В этом процессе зрение есть отчуждающий фактор, осязание – присваивающий. Игра очуждения-присвоения осуществляется в смене созерцаний и прикосновений. Но и внутри каждого из этих двух восприятий ведется своя игра присвоения-очуждения. Достаточно тыльной стороной руки провести по той выпуклости, которую я только что горячо сжимал, – и эта выпуклость остраняется, как бы слегка охлаждается, чтобы минуту спустя я заново мог жадно ее вбирать и присваивать ладонью. И, наоборот, мой взгляд, который только что бродил по очертаниям другого тела, обозревая ту «чужую землю», на которую я вскоре вступлю завоевателем, вдруг перестает быть отчуждающе-соглядатайским, втягиваясь в воронку другого, желающего меня взгляда, растворяясь в нем. Когда глаза смотрят в глаза – это такой же способ взаимного касания зрением как осязание тыльной стороной руки естьостранение кожей.

Таким образом, внутри эротологии очерчивается особый раздел – поэтика соития (которая примерно так же относится к эротологии в целом, как поэтика конкретного произведения – к литературоведению).
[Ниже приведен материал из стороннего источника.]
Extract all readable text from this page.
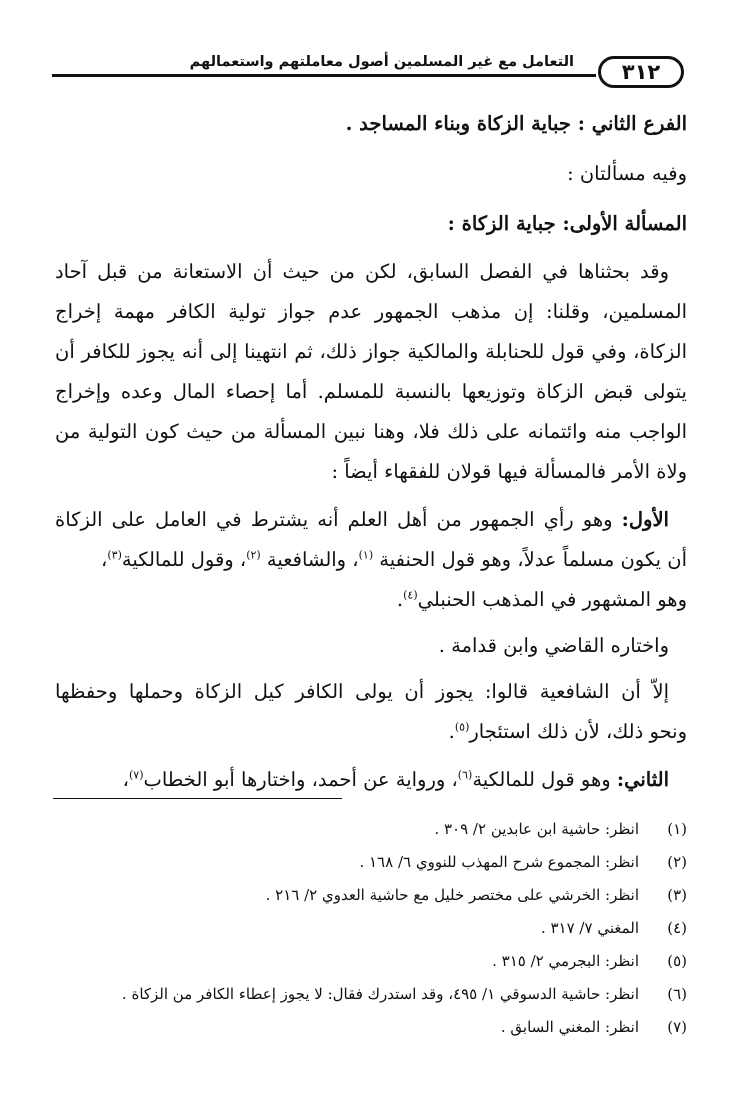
التعامل مع غير المسلمين أصول معاملتهم واستعمالهم	٣١٢
الفرع الثاني : جباية الزكاة وبناء المساجد .
وفيه مسألتان :
المسألة الأولى: جباية الزكاة :
وقد بحثناها في الفصل السابق، لكن من حيث أن الاستعانة من قبل آحاد
المسلمين، وقلنا: إن مذهب الجمهور عدم جواز تولية الكافر مهمة إخراج
الزكاة، وفي قول للحنابلة والمالكية جواز ذلك، ثم انتهينا إلى أنه يجوز للكافر أن
يتولى قبض الزكاة وتوزيعها بالنسبة للمسلم. أما إحصاء المال وعده وإخراج
الواجب منه وائتمانه على ذلك فلا، وهنا نبين المسألة من حيث كون التولية من
ولاة الأمر فالمسألة فيها قولان للفقهاء أيضاً :
الأول: وهو رأي الجمهور من أهل العلم أنه يشترط في العامل على الزكاة
أن يكون مسلماً عدلاً، وهو قول الحنفية $^{(١)}$، والشافعية $^{(٢)}$، وقول للمالكية$^{(٣)}$،
وهو المشهور في المذهب الحنبلي$^{(٤)}$.
واختاره القاضي وابن قدامة .
إلاّ أن الشافعية قالوا: يجوز أن يولى الكافر كيل الزكاة وحملها وحفظها
ونحو ذلك، لأن ذلك استئجار$^{(٥)}$.
الثاني: وهو قول للمالكية$^{(٦)}$، ورواية عن أحمد، واختارها أبو الخطاب$^{(٧)}$،
(١)انظر: حاشية ابن عابدين ٢/ ٣٠٩ .
(٢)انظر: المجموع شرح المهذب للنووي ٦/ ١٦٨ .
(٣)انظر: الخرشي على مختصر خليل مع حاشية العدوي ٢/ ٢١٦ .
(٤)المغني ٧/ ٣١٧ .
(٥)انظر: البجرمي ٢/ ٣١٥ .
(٦)انظر: حاشية الدسوقي ١/ ٤٩٥، وقد استدرك فقال: لا يجوز إعطاء الكافر من الزكاة .
(٧)انظر: المغني السابق .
В самой будничной и упорядоченной жизни есть свои маленькие авантюры. Каждая ночь имеет свой сюжет, захватывающий своей непредсказуемостью, свою связь эротем. То, чего так не хватает социально-профессиональной жизни большинства людей, погруженных в бытовую рутину, отчасти восполняется этими ночными авантюрами. У каждого соития есть своя композиция, свои мотивы и лейтмотивы, свое сцепление предметных деталей. Прикоснуться губами или перевернуться со спины на живот – это уже поворот сюжета, начало новой главы. Чередуются ускорение и замедление, работа и отдых, ритм и аритмичные паузы, дыхание и поцелуи, лопатки и плечи… При этом эротика создает свои типы условности, свои телесные гротески и фантазмы, свои гиперболы и литоты, для которых эротологии – с помощью теории искусства и словесности – еще предстоит выработать свой собственный язык.

Секс – эрос – любовь

В размышлениях об эросе обычно выделяется два уровня: секс – и эрос, или пол – и любовь. Например, Николай Бердяев пишет: «Мне всегда думалось, что нужно делать различие между эросом и сексом, любовью-эросом и физиологической жизнью пола»[2]. На самом деле строение этой сферы не двух-, а, по крайней мере, трехступенчатое.
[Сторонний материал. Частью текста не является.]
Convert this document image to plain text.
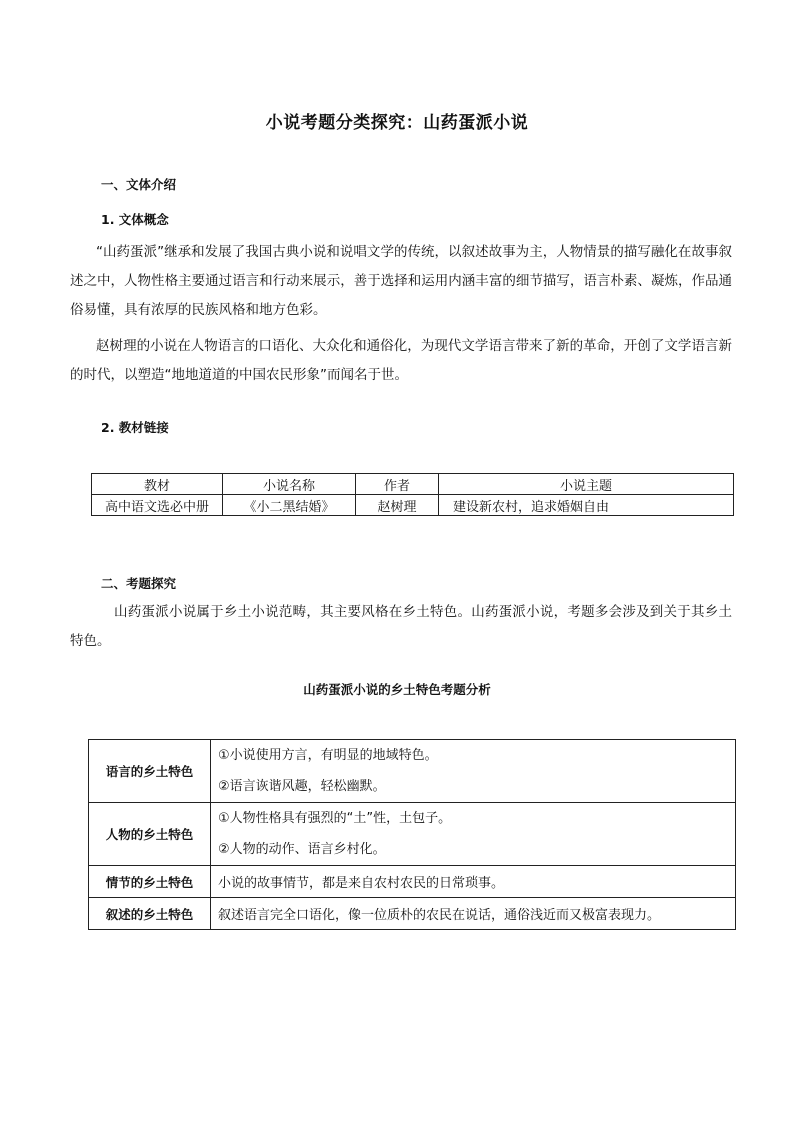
小说考题分类探究：山药蛋派小说
一、文体介绍
1. 文体概念
“山药蛋派”继承和发展了我国古典小说和说唱文学的传统，以叙述故事为主，人物情景的描写融化在故事叙述之中，人物性格主要通过语言和行动来展示，善于选择和运用内涵丰富的细节描写，语言朴素、凝炼，作品通俗易懂，具有浓厚的民族风格和地方色彩。
赵树理的小说在人物语言的口语化、大众化和通俗化，为现代文学语言带来了新的革命，开创了文学语言新的时代，以塑造“地地道道的中国农民形象”而闻名于世。
2. 教材链接
教材	小说名称	作者	小说主题
高中语文选必中册	《小二黑结婚》	赵树理	建设新农村，追求婚姻自由
二、考题探究
山药蛋派小说属于乡土小说范畴，其主要风格在乡土特色。山药蛋派小说，考题多会涉及到关于其乡土特色。
山药蛋派小说的乡土特色考题分析
语言的乡土特色	①小说使用方言，有明显的地域特色。
②语言诙谐风趣，轻松幽默。

人物的乡土特色	①人物性格具有强烈的“土”性，土包子。
②人物的动作、语言乡村化。

情节的乡土特色	小说的故事情节，都是来自农村农民的日常琐事。
叙述的乡土特色	叙述语言完全口语化，像一位质朴的农民在说话，通俗浅近而又极富表现力。
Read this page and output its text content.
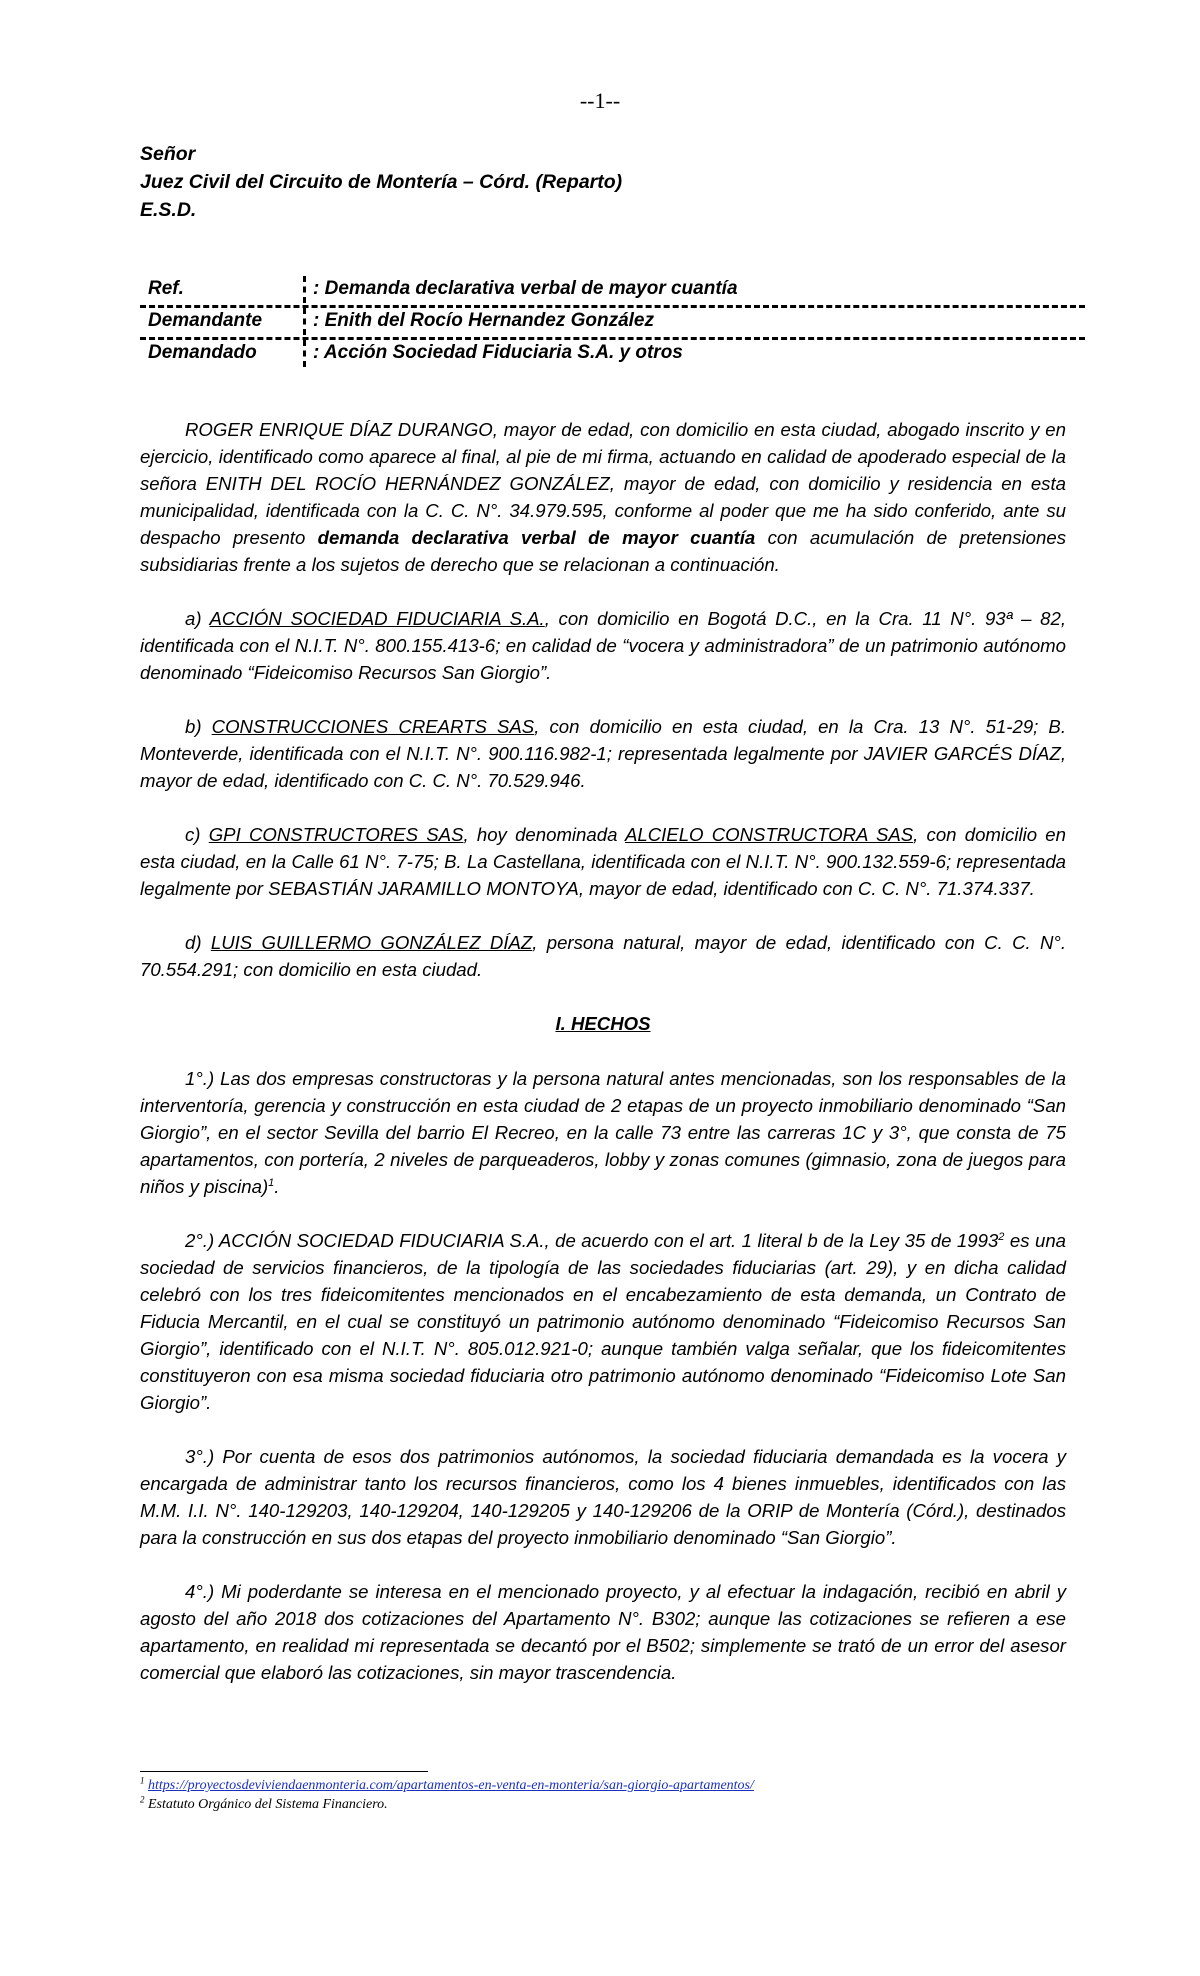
--1--
Señor
Juez Civil del Circuito de Montería – Córd. (Reparto)
E.S.D.
Ref.	: Demanda declarativa verbal de mayor cuantía
Demandante	: Enith del Rocío Hernandez González
Demandado	: Acción Sociedad Fiduciaria S.A. y otros

ROGER ENRIQUE DÍAZ DURANGO, mayor de edad, con domicilio en esta ciudad, abogado inscrito y en ejercicio, identificado como aparece al final, al pie de mi firma, actuando en calidad de apoderado especial de la señora ENITH DEL ROCÍO HERNÁNDEZ GONZÁLEZ, mayor de edad, con domicilio y residencia en esta municipalidad, identificada con la C. C. N°. 34.979.595, conforme al poder que me ha sido conferido, ante su despacho presento demanda declarativa verbal de mayor cuantía con acumulación de pretensiones subsidiarias frente a los sujetos de derecho que se relacionan a continuación.

a) ACCIÓN SOCIEDAD FIDUCIARIA S.A., con domicilio en Bogotá D.C., en la Cra. 11 N°. 93ª – 82, identificada con el N.I.T. N°. 800.155.413-6; en calidad de “vocera y administradora” de un patrimonio autónomo denominado “Fideicomiso Recursos San Giorgio”.

b) CONSTRUCCIONES CREARTS SAS, con domicilio en esta ciudad, en la Cra. 13 N°. 51-29; B. Monteverde, identificada con el N.I.T. N°. 900.116.982-1; representada legalmente por JAVIER GARCÉS DÍAZ, mayor de edad, identificado con C. C. N°. 70.529.946.

c) GPI CONSTRUCTORES SAS, hoy denominada ALCIELO CONSTRUCTORA SAS, con domicilio en esta ciudad, en la Calle 61 N°. 7-75; B. La Castellana, identificada con el N.I.T. N°. 900.132.559-6; representada legalmente por SEBASTIÁN JARAMILLO MONTOYA, mayor de edad, identificado con C. C. N°. 71.374.337.

d) LUIS GUILLERMO GONZÁLEZ DÍAZ, persona natural, mayor de edad, identificado con C. C. N°. 70.554.291; con domicilio en esta ciudad.

I. HECHOS

1°.) Las dos empresas constructoras y la persona natural antes mencionadas, son los responsables de la interventoría, gerencia y construcción en esta ciudad de 2 etapas de un proyecto inmobiliario denominado “San Giorgio”, en el sector Sevilla del barrio El Recreo, en la calle 73 entre las carreras 1C y 3°, que consta de 75 apartamentos, con portería, 2 niveles de parqueaderos, lobby y zonas comunes (gimnasio, zona de juegos para niños y piscina)$^1$.

2°.) ACCIÓN SOCIEDAD FIDUCIARIA S.A., de acuerdo con el art. 1 literal b de la Ley 35 de 1993$^2$ es una sociedad de servicios financieros, de la tipología de las sociedades fiduciarias (art. 29), y en dicha calidad celebró con los tres fideicomitentes mencionados en el encabezamiento de esta demanda, un Contrato de Fiducia Mercantil, en el cual se constituyó un patrimonio autónomo denominado “Fideicomiso Recursos San Giorgio”, identificado con el N.I.T. N°. 805.012.921-0; aunque también valga señalar, que los fideicomitentes constituyeron con esa misma sociedad fiduciaria otro patrimonio autónomo denominado “Fideicomiso Lote San Giorgio”.

3°.) Por cuenta de esos dos patrimonios autónomos, la sociedad fiduciaria demandada es la vocera y encargada de administrar tanto los recursos financieros, como los 4 bienes inmuebles, identificados con las M.M. I.I. N°. 140-129203, 140-129204, 140-129205 y 140-129206 de la ORIP de Montería (Córd.), destinados para la construcción en sus dos etapas del proyecto inmobiliario denominado “San Giorgio”.

4°.) Mi poderdante se interesa en el mencionado proyecto, y al efectuar la indagación, recibió en abril y agosto del año 2018 dos cotizaciones del Apartamento N°. B302; aunque las cotizaciones se refieren a ese apartamento, en realidad mi representada se decantó por el B502; simplemente se trató de un error del asesor comercial que elaboró las cotizaciones, sin mayor trascendencia.

$^1$ https://proyectosdeviviendaenmonteria.com/apartamentos-en-venta-en-monteria/san-giorgio-apartamentos/
$^2$ Estatuto Orgánico del Sistema Financiero.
Эротика составляет особый, средний уровень межличностных отношений, который нужно отличать и от сексуальности, и от любви.

  • Пол – размножение вида посредством сочетающихся индивидов.
  • Эротика – смертность индивида и его стремление стать всем для себя.
  • Любовь – бессмертие индивида и его способность стать всем для другого.

По словам Жоржа Батая, «эротизм ей [обезьяне] неведом как раз постольку, поскольку ей недостает знания смерти. И, напротив, из-за того, что мы – люди, из-за того, что мы живем в тревожном ожидании смерти, мы и знаем ожесточенное, отчаянное, буйное насилие эротизма. […] …Эротизм отличается от животной сексуальной импульсивности тем, что он в принципе, так же, как и труд, есть сознательное преследование цели; эротизм есть сознательное искание сладострастия»[3].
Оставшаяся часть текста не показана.